Pengaruh Pasang Surut Terhadap Refraksi Gelombang Pada Pulau Gusung Kota Makassar
DOI:
https://doi.org/10.26618/8k0ecm10Abstract
ABSTRAK: Pulau Gusung merupakan pulau pasir di pesisir Kota Makassar yang sangat dipengaruhi oleh dinamika oseanografi, khususnya pasang surut dan gelombang laut. Variasi muka air laut akibat pasang surut diduga berpengaruh terhadap proses refraksi gelombang yang terjadi di sekitar pulau tersebut. Penelitian ini bertujuan untuk menganalisis pengaruh pasang surut terhadap refraksi gelombang pada Pulau Gusung. Metode yang digunakan meliputi analisis pasang surut dengan metode Admiralty menggunakan data tahun 2023, serta peramalan parameter gelombang melalui metode hindcasting berdasarkan data angin dan fetch periode 2019–2023. Selanjutnya dihitung koefisien refraksi gelombang pada kondisi pasang dan surut. Hasil penelitian menunjukkan bahwa perubahan muka air laut akibat pasang surut memengaruhi kedalaman perairan sehingga menyebabkan variasi nilai koefisien refraksi gelombang. Kondisi pasang menghasilkan nilai refraksi yang berbeda dibandingkan kondisi surut. Kesimpulannya, pasang surut berperan signifikan dalam mengontrol pola refraksi gelombang di Pulau Gusung. Temuan ini berimplikasi penting bagi perencanaan dan pengelolaan wilayah pesisir serta mitigasi abrasi di pulau-pulau kecil.
KATA KUNCI
Pasang Surut, Admiralty, Tinggi Gelombang, dan Periode Gelombang.

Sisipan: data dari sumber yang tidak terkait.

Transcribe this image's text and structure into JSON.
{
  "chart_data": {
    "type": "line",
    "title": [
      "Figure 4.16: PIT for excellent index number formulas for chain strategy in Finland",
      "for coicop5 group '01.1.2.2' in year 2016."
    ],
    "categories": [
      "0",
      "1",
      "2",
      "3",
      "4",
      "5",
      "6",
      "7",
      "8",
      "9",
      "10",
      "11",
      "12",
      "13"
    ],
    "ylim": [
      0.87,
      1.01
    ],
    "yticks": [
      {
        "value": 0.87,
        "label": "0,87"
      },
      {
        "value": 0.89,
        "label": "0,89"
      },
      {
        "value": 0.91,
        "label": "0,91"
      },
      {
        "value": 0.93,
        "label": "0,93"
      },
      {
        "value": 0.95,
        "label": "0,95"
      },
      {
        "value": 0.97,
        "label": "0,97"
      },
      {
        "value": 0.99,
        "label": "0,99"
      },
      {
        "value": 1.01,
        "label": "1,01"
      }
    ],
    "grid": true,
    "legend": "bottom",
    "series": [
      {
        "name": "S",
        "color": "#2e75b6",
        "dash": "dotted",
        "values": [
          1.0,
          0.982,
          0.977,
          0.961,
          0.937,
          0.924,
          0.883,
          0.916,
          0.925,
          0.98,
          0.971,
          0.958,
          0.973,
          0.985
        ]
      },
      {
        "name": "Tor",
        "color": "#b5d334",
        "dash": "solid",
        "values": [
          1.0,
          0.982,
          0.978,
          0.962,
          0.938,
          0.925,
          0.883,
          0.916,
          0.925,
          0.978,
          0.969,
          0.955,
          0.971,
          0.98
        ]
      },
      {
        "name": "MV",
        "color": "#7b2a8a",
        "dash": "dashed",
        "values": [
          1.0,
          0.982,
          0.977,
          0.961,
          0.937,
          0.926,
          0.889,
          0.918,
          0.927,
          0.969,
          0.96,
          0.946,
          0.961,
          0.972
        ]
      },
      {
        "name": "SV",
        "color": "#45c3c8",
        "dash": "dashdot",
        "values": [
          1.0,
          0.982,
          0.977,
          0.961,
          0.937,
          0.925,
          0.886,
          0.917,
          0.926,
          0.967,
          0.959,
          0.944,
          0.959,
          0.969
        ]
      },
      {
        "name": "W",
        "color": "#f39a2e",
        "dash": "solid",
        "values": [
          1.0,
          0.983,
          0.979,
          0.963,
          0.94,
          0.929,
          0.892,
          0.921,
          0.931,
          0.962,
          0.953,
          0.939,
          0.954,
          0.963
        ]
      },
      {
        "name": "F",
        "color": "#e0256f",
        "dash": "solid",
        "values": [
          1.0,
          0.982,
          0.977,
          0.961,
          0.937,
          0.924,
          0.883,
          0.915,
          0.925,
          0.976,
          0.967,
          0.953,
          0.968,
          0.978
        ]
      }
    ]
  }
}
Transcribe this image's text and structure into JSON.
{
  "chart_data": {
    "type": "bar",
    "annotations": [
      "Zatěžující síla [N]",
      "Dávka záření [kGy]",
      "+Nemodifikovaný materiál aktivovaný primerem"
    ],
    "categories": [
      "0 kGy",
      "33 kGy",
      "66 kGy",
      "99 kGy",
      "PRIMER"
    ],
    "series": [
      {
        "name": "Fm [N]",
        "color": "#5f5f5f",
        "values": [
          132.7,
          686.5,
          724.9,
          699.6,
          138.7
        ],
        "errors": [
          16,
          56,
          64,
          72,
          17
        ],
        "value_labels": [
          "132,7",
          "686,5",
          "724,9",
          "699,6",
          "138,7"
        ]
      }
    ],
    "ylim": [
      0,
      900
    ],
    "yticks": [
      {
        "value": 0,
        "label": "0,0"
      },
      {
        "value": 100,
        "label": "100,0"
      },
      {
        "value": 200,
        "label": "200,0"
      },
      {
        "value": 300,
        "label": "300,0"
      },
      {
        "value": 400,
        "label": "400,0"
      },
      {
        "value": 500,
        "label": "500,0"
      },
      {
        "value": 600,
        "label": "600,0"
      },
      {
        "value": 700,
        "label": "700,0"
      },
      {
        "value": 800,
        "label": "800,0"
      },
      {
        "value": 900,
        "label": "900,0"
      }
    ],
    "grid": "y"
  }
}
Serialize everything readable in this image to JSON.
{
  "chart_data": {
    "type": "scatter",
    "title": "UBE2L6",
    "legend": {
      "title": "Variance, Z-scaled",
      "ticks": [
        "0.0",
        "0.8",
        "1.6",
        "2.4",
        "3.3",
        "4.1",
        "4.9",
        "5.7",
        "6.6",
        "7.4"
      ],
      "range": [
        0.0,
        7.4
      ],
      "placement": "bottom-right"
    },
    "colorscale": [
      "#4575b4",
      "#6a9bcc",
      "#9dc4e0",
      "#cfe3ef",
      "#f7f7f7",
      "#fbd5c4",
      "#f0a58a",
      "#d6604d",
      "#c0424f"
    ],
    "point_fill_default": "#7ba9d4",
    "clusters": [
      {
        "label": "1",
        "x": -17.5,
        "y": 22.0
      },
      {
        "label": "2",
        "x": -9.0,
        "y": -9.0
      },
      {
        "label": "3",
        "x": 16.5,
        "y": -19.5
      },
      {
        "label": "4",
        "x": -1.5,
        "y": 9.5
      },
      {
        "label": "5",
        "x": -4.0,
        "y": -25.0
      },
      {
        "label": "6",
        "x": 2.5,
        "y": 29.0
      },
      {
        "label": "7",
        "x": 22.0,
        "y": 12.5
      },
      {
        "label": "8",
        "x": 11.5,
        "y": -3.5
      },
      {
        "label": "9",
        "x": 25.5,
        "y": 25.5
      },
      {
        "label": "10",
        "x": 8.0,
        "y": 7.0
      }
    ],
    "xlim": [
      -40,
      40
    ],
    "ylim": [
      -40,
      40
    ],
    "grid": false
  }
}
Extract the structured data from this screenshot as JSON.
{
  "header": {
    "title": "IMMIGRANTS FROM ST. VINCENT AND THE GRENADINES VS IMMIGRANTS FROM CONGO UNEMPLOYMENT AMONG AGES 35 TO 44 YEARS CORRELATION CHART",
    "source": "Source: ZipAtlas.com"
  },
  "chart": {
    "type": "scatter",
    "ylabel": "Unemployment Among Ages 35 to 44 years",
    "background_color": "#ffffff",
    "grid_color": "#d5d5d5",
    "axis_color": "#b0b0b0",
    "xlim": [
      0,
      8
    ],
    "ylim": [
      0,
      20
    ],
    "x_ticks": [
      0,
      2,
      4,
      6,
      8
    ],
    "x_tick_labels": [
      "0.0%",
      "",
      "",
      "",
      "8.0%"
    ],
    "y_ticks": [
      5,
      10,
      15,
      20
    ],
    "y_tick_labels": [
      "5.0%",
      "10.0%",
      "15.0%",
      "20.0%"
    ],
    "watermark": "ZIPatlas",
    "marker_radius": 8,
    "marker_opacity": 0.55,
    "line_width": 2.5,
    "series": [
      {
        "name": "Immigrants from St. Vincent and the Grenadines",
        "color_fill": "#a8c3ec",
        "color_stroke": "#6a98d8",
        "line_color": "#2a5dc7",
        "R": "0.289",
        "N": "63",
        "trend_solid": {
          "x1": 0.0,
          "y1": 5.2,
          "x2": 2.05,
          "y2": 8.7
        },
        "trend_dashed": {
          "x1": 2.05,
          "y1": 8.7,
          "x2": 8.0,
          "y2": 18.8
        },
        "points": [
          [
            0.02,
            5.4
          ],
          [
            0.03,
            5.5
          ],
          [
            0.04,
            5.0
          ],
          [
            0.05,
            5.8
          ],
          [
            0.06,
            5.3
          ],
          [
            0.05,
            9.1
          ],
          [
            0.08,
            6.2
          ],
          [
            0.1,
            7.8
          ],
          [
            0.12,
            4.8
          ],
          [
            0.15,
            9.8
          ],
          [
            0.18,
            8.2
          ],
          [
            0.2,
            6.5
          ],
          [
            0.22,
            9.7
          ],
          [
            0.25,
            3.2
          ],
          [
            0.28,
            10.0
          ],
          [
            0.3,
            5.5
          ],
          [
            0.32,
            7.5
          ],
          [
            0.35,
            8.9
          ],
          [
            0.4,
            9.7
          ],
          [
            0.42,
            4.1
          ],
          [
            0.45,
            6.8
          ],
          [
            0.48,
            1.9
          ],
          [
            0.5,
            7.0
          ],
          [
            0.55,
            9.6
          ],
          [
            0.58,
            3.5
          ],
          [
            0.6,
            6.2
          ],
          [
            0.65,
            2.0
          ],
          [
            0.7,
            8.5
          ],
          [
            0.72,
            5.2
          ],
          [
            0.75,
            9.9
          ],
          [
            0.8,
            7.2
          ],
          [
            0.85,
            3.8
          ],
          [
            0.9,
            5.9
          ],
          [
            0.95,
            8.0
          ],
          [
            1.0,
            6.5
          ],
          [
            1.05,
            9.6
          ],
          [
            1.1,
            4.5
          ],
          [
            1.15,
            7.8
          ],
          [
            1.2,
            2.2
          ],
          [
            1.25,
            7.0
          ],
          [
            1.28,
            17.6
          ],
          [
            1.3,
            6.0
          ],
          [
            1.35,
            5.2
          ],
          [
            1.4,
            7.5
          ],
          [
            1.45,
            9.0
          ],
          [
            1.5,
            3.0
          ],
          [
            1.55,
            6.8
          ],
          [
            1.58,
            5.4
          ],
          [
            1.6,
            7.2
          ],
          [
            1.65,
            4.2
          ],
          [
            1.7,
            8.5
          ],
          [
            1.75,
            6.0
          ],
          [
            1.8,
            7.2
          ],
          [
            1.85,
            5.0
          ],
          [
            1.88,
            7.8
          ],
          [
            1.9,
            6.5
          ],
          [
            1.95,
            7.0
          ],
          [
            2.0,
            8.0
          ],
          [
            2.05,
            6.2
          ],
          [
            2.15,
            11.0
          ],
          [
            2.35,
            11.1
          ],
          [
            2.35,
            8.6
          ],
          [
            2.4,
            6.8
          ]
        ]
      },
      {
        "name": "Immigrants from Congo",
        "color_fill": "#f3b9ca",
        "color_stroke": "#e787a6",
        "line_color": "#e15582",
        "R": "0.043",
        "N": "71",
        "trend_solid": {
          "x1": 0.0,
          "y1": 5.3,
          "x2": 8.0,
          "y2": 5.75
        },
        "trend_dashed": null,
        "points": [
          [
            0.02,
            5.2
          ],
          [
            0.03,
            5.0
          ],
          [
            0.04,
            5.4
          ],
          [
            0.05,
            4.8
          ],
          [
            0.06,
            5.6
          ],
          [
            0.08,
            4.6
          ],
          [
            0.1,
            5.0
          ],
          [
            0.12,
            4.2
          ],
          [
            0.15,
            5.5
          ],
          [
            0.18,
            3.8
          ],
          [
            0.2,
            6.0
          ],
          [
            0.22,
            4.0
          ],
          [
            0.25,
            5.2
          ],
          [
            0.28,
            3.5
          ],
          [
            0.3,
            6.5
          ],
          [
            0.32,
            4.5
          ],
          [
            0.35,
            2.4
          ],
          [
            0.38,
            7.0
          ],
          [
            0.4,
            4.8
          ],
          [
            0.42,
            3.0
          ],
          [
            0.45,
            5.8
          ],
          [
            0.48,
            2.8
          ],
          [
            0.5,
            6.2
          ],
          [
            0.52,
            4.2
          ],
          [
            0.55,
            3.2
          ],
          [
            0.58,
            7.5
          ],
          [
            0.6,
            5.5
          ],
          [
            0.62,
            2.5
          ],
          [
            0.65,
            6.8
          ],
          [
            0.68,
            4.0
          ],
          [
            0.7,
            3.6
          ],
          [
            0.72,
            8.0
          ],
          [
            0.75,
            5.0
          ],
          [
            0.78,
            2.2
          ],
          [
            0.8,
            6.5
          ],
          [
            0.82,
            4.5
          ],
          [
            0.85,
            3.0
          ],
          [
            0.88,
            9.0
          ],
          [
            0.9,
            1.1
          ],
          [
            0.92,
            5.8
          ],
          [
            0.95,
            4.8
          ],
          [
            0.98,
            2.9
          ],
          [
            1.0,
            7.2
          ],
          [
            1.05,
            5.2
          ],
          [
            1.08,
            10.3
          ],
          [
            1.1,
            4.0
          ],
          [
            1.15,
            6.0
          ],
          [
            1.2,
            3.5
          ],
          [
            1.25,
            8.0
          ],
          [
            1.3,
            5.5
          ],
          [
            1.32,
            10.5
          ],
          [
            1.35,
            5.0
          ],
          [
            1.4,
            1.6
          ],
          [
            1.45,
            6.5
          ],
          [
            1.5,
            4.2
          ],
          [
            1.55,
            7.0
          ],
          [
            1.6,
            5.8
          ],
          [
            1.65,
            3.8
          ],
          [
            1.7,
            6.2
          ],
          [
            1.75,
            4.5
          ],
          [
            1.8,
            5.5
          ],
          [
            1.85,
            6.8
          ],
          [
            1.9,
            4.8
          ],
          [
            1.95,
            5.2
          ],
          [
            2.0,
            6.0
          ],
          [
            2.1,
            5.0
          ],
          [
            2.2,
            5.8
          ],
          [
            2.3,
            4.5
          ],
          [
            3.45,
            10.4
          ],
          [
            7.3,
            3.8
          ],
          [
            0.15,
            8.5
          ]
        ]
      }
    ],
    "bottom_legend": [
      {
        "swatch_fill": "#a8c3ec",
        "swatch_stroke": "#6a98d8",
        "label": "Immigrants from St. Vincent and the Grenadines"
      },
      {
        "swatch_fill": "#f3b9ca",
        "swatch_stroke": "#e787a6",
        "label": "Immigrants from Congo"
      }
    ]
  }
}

ABSTRACT: Pulau Gusung is a sandy island located in the coastal area of Makassar City that is strongly influenced by oceanographic dynamics, particularly tides and ocean waves. Variations in sea level caused by tidal fluctuations are presumed to affect the wave refraction process occurring around the island. This study aims to analyze the influence of tides on wave refraction at Pulau Gusung. The methods employed include tidal analysis using the Admiralty method based on 2023 tidal data, as well as wave parameter prediction using the hindcasting method derived from wind and fetch data for the period 2019–2023. Furthermore, wave refraction coefficients were calculated under tidal and low-tide conditions. The results indicate that sea level variations due to tides affect water depth, leading to changes in wave refraction coefficients. Tidal conditions produce different refraction values compared to low-tide conditions. In conclusion, tides play a significant role in controlling wave refraction patterns at Pulau Gusung. These findings have important implications for coastal planning, management, and abrasion mitigation on small islands.